Consulente legale in aziende italiane ed internazionali, ha scritto numerosi articoli in materia di diritto. Le sue passioni sono politica, cultura, moda.

Da Radical Chic
a Radical Kitsch

Tutti uguali! Giacca di tweed con le toppe di pelle e montgomery e sciarpe persino al mare, per lui; jeans skinny, scarpa bassa, poco trucco, capello come appena alzata dal letto, per lei.

Li vedi camminare per le strade con il “Fatto Quotidiano” sono al braccio con quell’aria che dice “Me ne frego di tutto, odio tutto, mi fa schifo tutto”, mentre mangiano una mela rigorosamente bio sono loro! I Radical Chic. Che splendide creature questi radical chic ! Intellettuali ma non troppo, hanno a cuore i problemi dell’umanità, ma solo quelli più sdoganati come la fame del mondo, il buco dell’ozono, il magna-magna generale e ti parlano con la pretesa di insegnarti quello che loro non sanno e non capiscono poggiandoti una mano sulla spalla con lo sguardo di “Ora te lo spiego io!”.

Hanno le idee a sinistra ma il portafoglio a destra e al collo una Reflex con la quale immortalano ogni cosa, che poi provvedono a postare su Instagram insieme alle foto dei bambini africani o delle foreste cambogiane dove hanno trascorso l’estate in una vacanza da 5000 euro a testa, ma all inclusive. Barba incolta, vestiti un po’ a casaccio che fa tanto “finto sciatto” e loft al centro sono spesso vegani, eco friendly, eco-chic, ecochecihannorottolescatole.

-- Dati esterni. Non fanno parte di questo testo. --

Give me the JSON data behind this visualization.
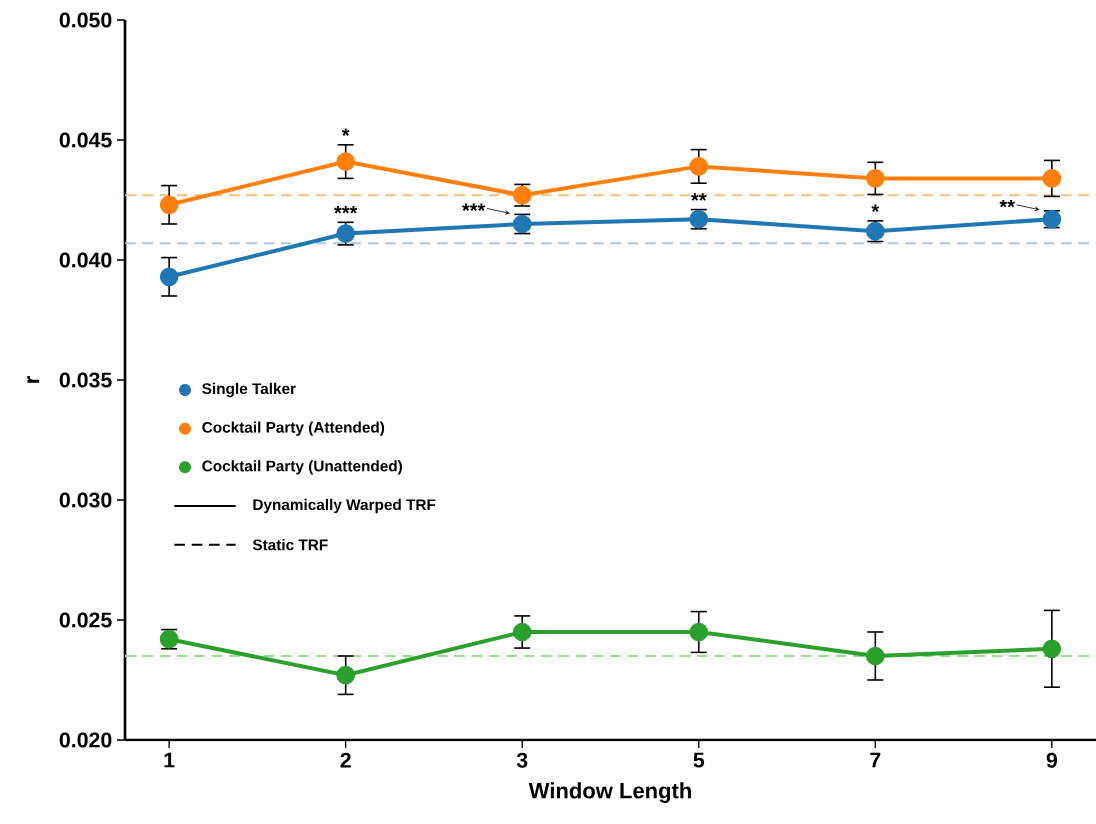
{
  "chart_data": {
    "type": "line",
    "xlabel": "Window Length",
    "ylabel": "r",
    "categories": [
      "1",
      "2",
      "3",
      "5",
      "7",
      "9"
    ],
    "series": [
      {
        "name": "Single Talker",
        "color": "#1f77b4",
        "values": [
          0.0393,
          0.0411,
          0.0415,
          0.0417,
          0.0412,
          0.0417
        ],
        "errors": [
          0.0008,
          0.00047,
          0.0004,
          0.0004,
          0.00043,
          0.00035
        ]
      },
      {
        "name": "Cocktail Party (Attended)",
        "color": "#ff7f0e",
        "values": [
          0.0423,
          0.0441,
          0.0427,
          0.0439,
          0.0434,
          0.0434
        ],
        "errors": [
          0.0008,
          0.0007,
          0.00045,
          0.0007,
          0.00067,
          0.00075
        ]
      },
      {
        "name": "Cocktail Party (Unattended)",
        "color": "#2ca02c",
        "values": [
          0.0242,
          0.0227,
          0.0245,
          0.0245,
          0.0235,
          0.0238
        ],
        "errors": [
          0.0004,
          0.0008,
          0.00067,
          0.00085,
          0.001,
          0.0016
        ]
      }
    ],
    "ref_lines": [
      {
        "axis": "y",
        "value": 0.0407,
        "color": "#aec7e8",
        "line_style": "dashed"
      },
      {
        "axis": "y",
        "value": 0.0427,
        "color": "#ffbb78",
        "line_style": "dashed"
      },
      {
        "axis": "y",
        "value": 0.0235,
        "color": "#98df8a",
        "line_style": "dashed"
      }
    ],
    "annotations": [
      {
        "text": "*",
        "x": "2",
        "y": 0.0441
      },
      {
        "text": "***",
        "x": "2",
        "y": 0.0411
      },
      {
        "text": "***",
        "x": "3",
        "y": 0.0415
      },
      {
        "text": "**",
        "x": "5",
        "y": 0.0417
      },
      {
        "text": "*",
        "x": "7",
        "y": 0.0412
      },
      {
        "text": "**",
        "x": "9",
        "y": 0.0417
      },
      "Dynamically Warped TRF",
      "Static TRF"
    ],
    "ylim": [
      0.02,
      0.05
    ],
    "yticks": [
      {
        "value": 0.02,
        "label": "0.020"
      },
      {
        "value": 0.025,
        "label": "0.025"
      },
      {
        "value": 0.03,
        "label": "0.030"
      },
      {
        "value": 0.035,
        "label": "0.035"
      },
      {
        "value": 0.04,
        "label": "0.040"
      },
      {
        "value": 0.045,
        "label": "0.045"
      },
      {
        "value": 0.05,
        "label": "0.050"
      }
    ],
    "legend": "left",
    "marker": "circle",
    "line_style": "solid",
    "grid": false
  }
}
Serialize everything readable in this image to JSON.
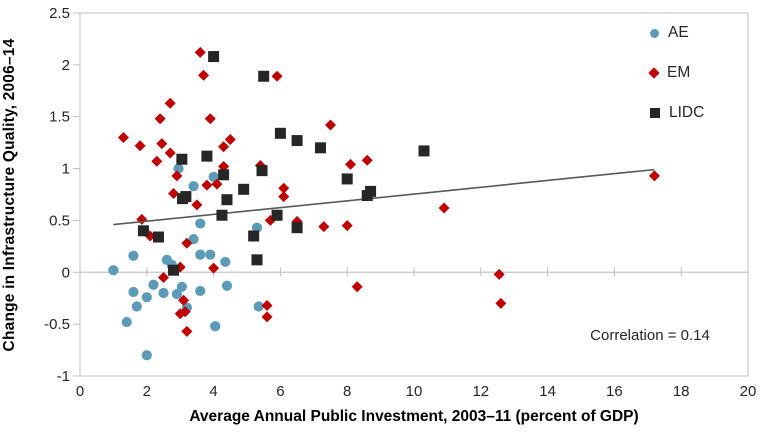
{
  "chart_data": {
    "type": "scatter",
    "xlabel": "Average Annual Public Investment, 2003–11 (percent of GDP)",
    "ylabel": "Change in Infrastructure Quality, 2006–14",
    "annotation": "Correlation = 0.14",
    "xlim": [
      0,
      20
    ],
    "ylim": [
      -1,
      2.5
    ],
    "xticks": [
      0,
      2,
      4,
      6,
      8,
      10,
      12,
      14,
      16,
      18,
      20
    ],
    "yticks": [
      2.5,
      2,
      1.5,
      1,
      0.5,
      0,
      -0.5,
      -1
    ],
    "grid": "zero-line-only",
    "legend_position": "top-right-inside",
    "series": [
      {
        "name": "AE",
        "marker": "circle",
        "color": "#5b9bb8",
        "points": [
          [
            1.0,
            0.02
          ],
          [
            1.6,
            0.16
          ],
          [
            2.95,
            1.0
          ],
          [
            3.4,
            0.83
          ],
          [
            4.0,
            0.92
          ],
          [
            3.4,
            0.32
          ],
          [
            3.6,
            0.47
          ],
          [
            3.6,
            0.17
          ],
          [
            3.9,
            0.17
          ],
          [
            4.35,
            0.1
          ],
          [
            2.6,
            0.12
          ],
          [
            2.75,
            0.07
          ],
          [
            5.3,
            0.43
          ],
          [
            1.4,
            -0.48
          ],
          [
            1.6,
            -0.19
          ],
          [
            1.7,
            -0.33
          ],
          [
            2.0,
            -0.24
          ],
          [
            2.2,
            -0.12
          ],
          [
            2.5,
            -0.2
          ],
          [
            2.9,
            -0.21
          ],
          [
            3.05,
            -0.14
          ],
          [
            3.2,
            -0.34
          ],
          [
            3.6,
            -0.18
          ],
          [
            4.4,
            -0.13
          ],
          [
            4.05,
            -0.52
          ],
          [
            2.0,
            -0.8
          ],
          [
            5.35,
            -0.33
          ]
        ]
      },
      {
        "name": "EM",
        "marker": "diamond",
        "color": "#c00000",
        "points": [
          [
            1.3,
            1.3
          ],
          [
            1.8,
            1.22
          ],
          [
            2.45,
            1.24
          ],
          [
            2.7,
            1.15
          ],
          [
            2.3,
            1.07
          ],
          [
            2.4,
            1.48
          ],
          [
            2.7,
            1.63
          ],
          [
            3.6,
            2.12
          ],
          [
            3.7,
            1.9
          ],
          [
            3.9,
            1.48
          ],
          [
            4.3,
            1.21
          ],
          [
            4.5,
            1.28
          ],
          [
            4.3,
            1.02
          ],
          [
            5.4,
            1.03
          ],
          [
            2.9,
            0.93
          ],
          [
            2.8,
            0.76
          ],
          [
            3.5,
            0.65
          ],
          [
            3.8,
            0.84
          ],
          [
            4.1,
            0.85
          ],
          [
            1.85,
            0.51
          ],
          [
            2.1,
            0.35
          ],
          [
            3.2,
            0.28
          ],
          [
            3.0,
            0.05
          ],
          [
            4.0,
            0.04
          ],
          [
            2.5,
            -0.05
          ],
          [
            3.1,
            -0.27
          ],
          [
            3.0,
            -0.4
          ],
          [
            3.15,
            -0.38
          ],
          [
            3.2,
            -0.57
          ],
          [
            5.7,
            0.5
          ],
          [
            6.1,
            0.81
          ],
          [
            6.1,
            0.73
          ],
          [
            6.5,
            0.49
          ],
          [
            7.3,
            0.44
          ],
          [
            8.0,
            0.45
          ],
          [
            5.6,
            -0.32
          ],
          [
            5.6,
            -0.43
          ],
          [
            8.3,
            -0.14
          ],
          [
            5.9,
            1.89
          ],
          [
            7.5,
            1.42
          ],
          [
            8.1,
            1.04
          ],
          [
            8.6,
            1.08
          ],
          [
            10.9,
            0.62
          ],
          [
            12.55,
            -0.02
          ],
          [
            12.6,
            -0.3
          ],
          [
            17.2,
            0.93
          ]
        ]
      },
      {
        "name": "LIDC",
        "marker": "square",
        "color": "#262626",
        "points": [
          [
            4.0,
            2.08
          ],
          [
            5.5,
            1.89
          ],
          [
            3.05,
            1.09
          ],
          [
            3.8,
            1.12
          ],
          [
            6.0,
            1.34
          ],
          [
            6.5,
            1.27
          ],
          [
            7.2,
            1.2
          ],
          [
            8.0,
            0.9
          ],
          [
            8.6,
            0.74
          ],
          [
            8.7,
            0.78
          ],
          [
            10.3,
            1.17
          ],
          [
            4.3,
            0.94
          ],
          [
            4.9,
            0.8
          ],
          [
            5.45,
            0.98
          ],
          [
            3.07,
            0.71
          ],
          [
            3.17,
            0.73
          ],
          [
            4.4,
            0.7
          ],
          [
            4.25,
            0.55
          ],
          [
            5.9,
            0.55
          ],
          [
            6.5,
            0.43
          ],
          [
            1.9,
            0.4
          ],
          [
            2.35,
            0.34
          ],
          [
            5.2,
            0.35
          ],
          [
            2.8,
            0.02
          ],
          [
            5.3,
            0.12
          ]
        ]
      }
    ],
    "trendline": {
      "x1": 1.0,
      "y1": 0.46,
      "x2": 17.2,
      "y2": 0.99,
      "color": "#595959"
    }
  },
  "colors": {
    "frame": "#bfbfbf",
    "zero_line": "#c6c6c6",
    "tick": "#bfbfbf",
    "tick_label": "#262626",
    "background": "#ffffff"
  }
}
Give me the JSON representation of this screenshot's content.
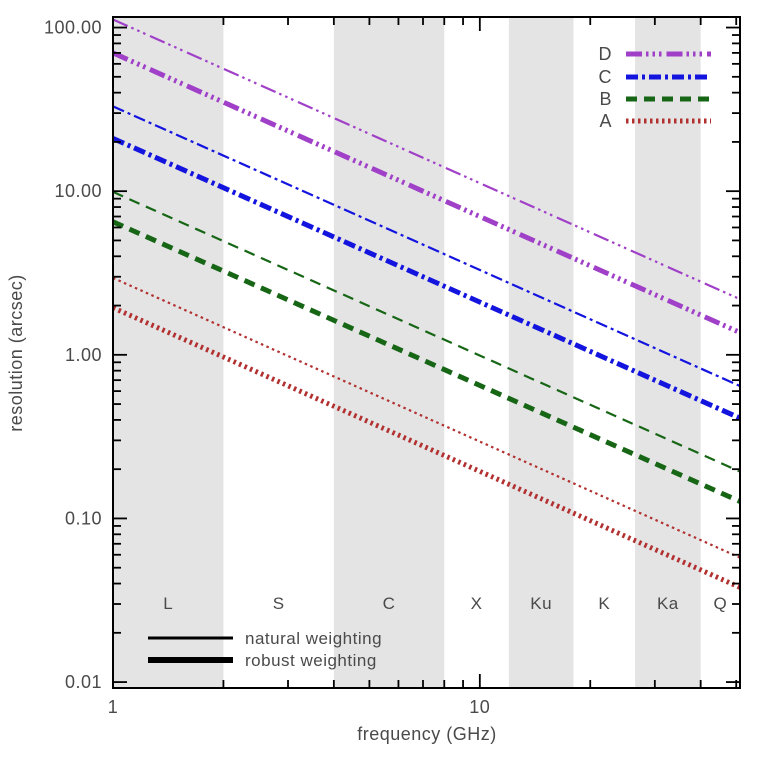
{
  "chart_data": {
    "type": "line",
    "title": "",
    "xlabel": "frequency (GHz)",
    "ylabel": "resolution (arcsec)",
    "x_scale": "log",
    "y_scale": "log",
    "xlim": [
      1,
      51.2
    ],
    "ylim": [
      0.0092,
      116
    ],
    "grid": false,
    "x_major_ticks": [
      1,
      10
    ],
    "x_major_tick_labels": [
      "1",
      "10"
    ],
    "x_minor_ticks": [
      2,
      3,
      4,
      5,
      6,
      7,
      8,
      9,
      20,
      30,
      40,
      50
    ],
    "y_major_ticks": [
      100,
      10,
      1,
      0.1,
      0.01
    ],
    "y_major_tick_labels": [
      "100.00",
      "10.00",
      "1.00",
      "0.10",
      "0.01"
    ],
    "relation": "resolution_arcsec = arcsec_at_1GHz / frequency_GHz (straight lines of slope -1 in log-log)",
    "series": [
      {
        "name": "D natural",
        "config": "D",
        "weighting": "natural",
        "color": "#A040C8",
        "linestyle": "dash-dot-dot-dot",
        "thickness": "thin",
        "arcsec_at_1GHz": 112,
        "arcsec_at_50GHz": 2.2
      },
      {
        "name": "D robust",
        "config": "D",
        "weighting": "robust",
        "color": "#A040C8",
        "linestyle": "dash-dot-dot-dot",
        "thickness": "thick",
        "arcsec_at_1GHz": 70,
        "arcsec_at_50GHz": 1.4
      },
      {
        "name": "C natural",
        "config": "C",
        "weighting": "natural",
        "color": "#1414DF",
        "linestyle": "dash-dot",
        "thickness": "thin",
        "arcsec_at_1GHz": 33,
        "arcsec_at_50GHz": 0.66
      },
      {
        "name": "C robust",
        "config": "C",
        "weighting": "robust",
        "color": "#1414DF",
        "linestyle": "dash-dot",
        "thickness": "thick",
        "arcsec_at_1GHz": 21,
        "arcsec_at_50GHz": 0.42
      },
      {
        "name": "B natural",
        "config": "B",
        "weighting": "natural",
        "color": "#166616",
        "linestyle": "dashed",
        "thickness": "thin",
        "arcsec_at_1GHz": 9.9,
        "arcsec_at_50GHz": 0.2
      },
      {
        "name": "B robust",
        "config": "B",
        "weighting": "robust",
        "color": "#166616",
        "linestyle": "dashed",
        "thickness": "thick",
        "arcsec_at_1GHz": 6.5,
        "arcsec_at_50GHz": 0.13
      },
      {
        "name": "A natural",
        "config": "A",
        "weighting": "natural",
        "color": "#B23030",
        "linestyle": "dotted",
        "thickness": "thin",
        "arcsec_at_1GHz": 2.95,
        "arcsec_at_50GHz": 0.059
      },
      {
        "name": "A robust",
        "config": "A",
        "weighting": "robust",
        "color": "#B23030",
        "linestyle": "dotted",
        "thickness": "thick",
        "arcsec_at_1GHz": 1.94,
        "arcsec_at_50GHz": 0.039
      }
    ],
    "frequency_bands": [
      {
        "label": "L",
        "f_min_GHz": 1,
        "f_max_GHz": 2,
        "shaded": true
      },
      {
        "label": "S",
        "f_min_GHz": 2,
        "f_max_GHz": 4,
        "shaded": false
      },
      {
        "label": "C",
        "f_min_GHz": 4,
        "f_max_GHz": 8,
        "shaded": true
      },
      {
        "label": "X",
        "f_min_GHz": 8,
        "f_max_GHz": 12,
        "shaded": false
      },
      {
        "label": "Ku",
        "f_min_GHz": 12,
        "f_max_GHz": 18,
        "shaded": true
      },
      {
        "label": "K",
        "f_min_GHz": 18,
        "f_max_GHz": 26.5,
        "shaded": false
      },
      {
        "label": "Ka",
        "f_min_GHz": 26.5,
        "f_max_GHz": 40,
        "shaded": true
      },
      {
        "label": "Q",
        "f_min_GHz": 40,
        "f_max_GHz": 51.2,
        "shaded": false
      }
    ],
    "band_shade_color": "#E4E4E4",
    "config_legend": [
      {
        "label": "D",
        "color": "#A040C8",
        "linestyle": "dash-dot-dot-dot"
      },
      {
        "label": "C",
        "color": "#1414DF",
        "linestyle": "dash-dot"
      },
      {
        "label": "B",
        "color": "#166616",
        "linestyle": "dashed"
      },
      {
        "label": "A",
        "color": "#B23030",
        "linestyle": "dotted"
      }
    ],
    "weighting_legend": [
      {
        "label": "natural weighting",
        "thickness": "thin"
      },
      {
        "label": "robust weighting",
        "thickness": "thick"
      }
    ],
    "legend_position": "top-right"
  }
}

modello di ermanno scervino

Radical chic in passerella per Ermanno Scervino

Eh si, perché i radical chic, quello di pura razza con tanto di pedigree su carta riciclata, non sono altro che la quint’essenza della banalità ma soprattutto sono l’apoteosi dell’ipocrisia. Raggruppano la creme de la creme dei mantenuti, degli arricchiti di ogni sorta e classe, insomma, sono dei parassiti morali. Riescono ad intavolare discussioni su tutto, ma proprio tutto, fosse anche su tua sorella. E su tutto ne sanno anche più del diretto interessato ed hanno un’opinione alternativa che passa attraverso il loro essere così anti conformisti, così liberali, così anticapitalisti, sindacalisti, paladini della diversità, così informati sui fatti del mondo che hanno appreso attraverso il loro schermo da 500 pollici. Vanno al cinema, ma sono a vedere i film di Lars Von Trier, si nutrono di centrifughe allo zenzero ed aperitivi, tutto biologico, tutto senza conservanti, senza colore, senza sapore, insomma ad impatto zero….un po’ come loro, d’altronde. Calzino a righe, all star senza lacci, maglietta del Che, ma ipad mini nella tasca dei pantaloni, per i radical chic,  l’uomo comune è rozzo, è scontato, è volgare, la piazza è volgare, ribellarsi è volgare, esprimere idee diverse dalla loro è da qualunquisti. Ma anche l’uomo comune può essere indottrinato; ed allora si infiammano! Ti tengono incollato sul divano per ore, ore, ore, cercando di farti capire che se hai mal di testa, non è che hai davvero mal di testa,  ma sono le multinazionali farmaceutiche che ti vogliono convincere che hai  mal di testa così da venderti gli analgesici. E si sentono, benpensanti ed anche benefattori … già, peccato che per l’uomo comune siano solo dei beneamati coglioni.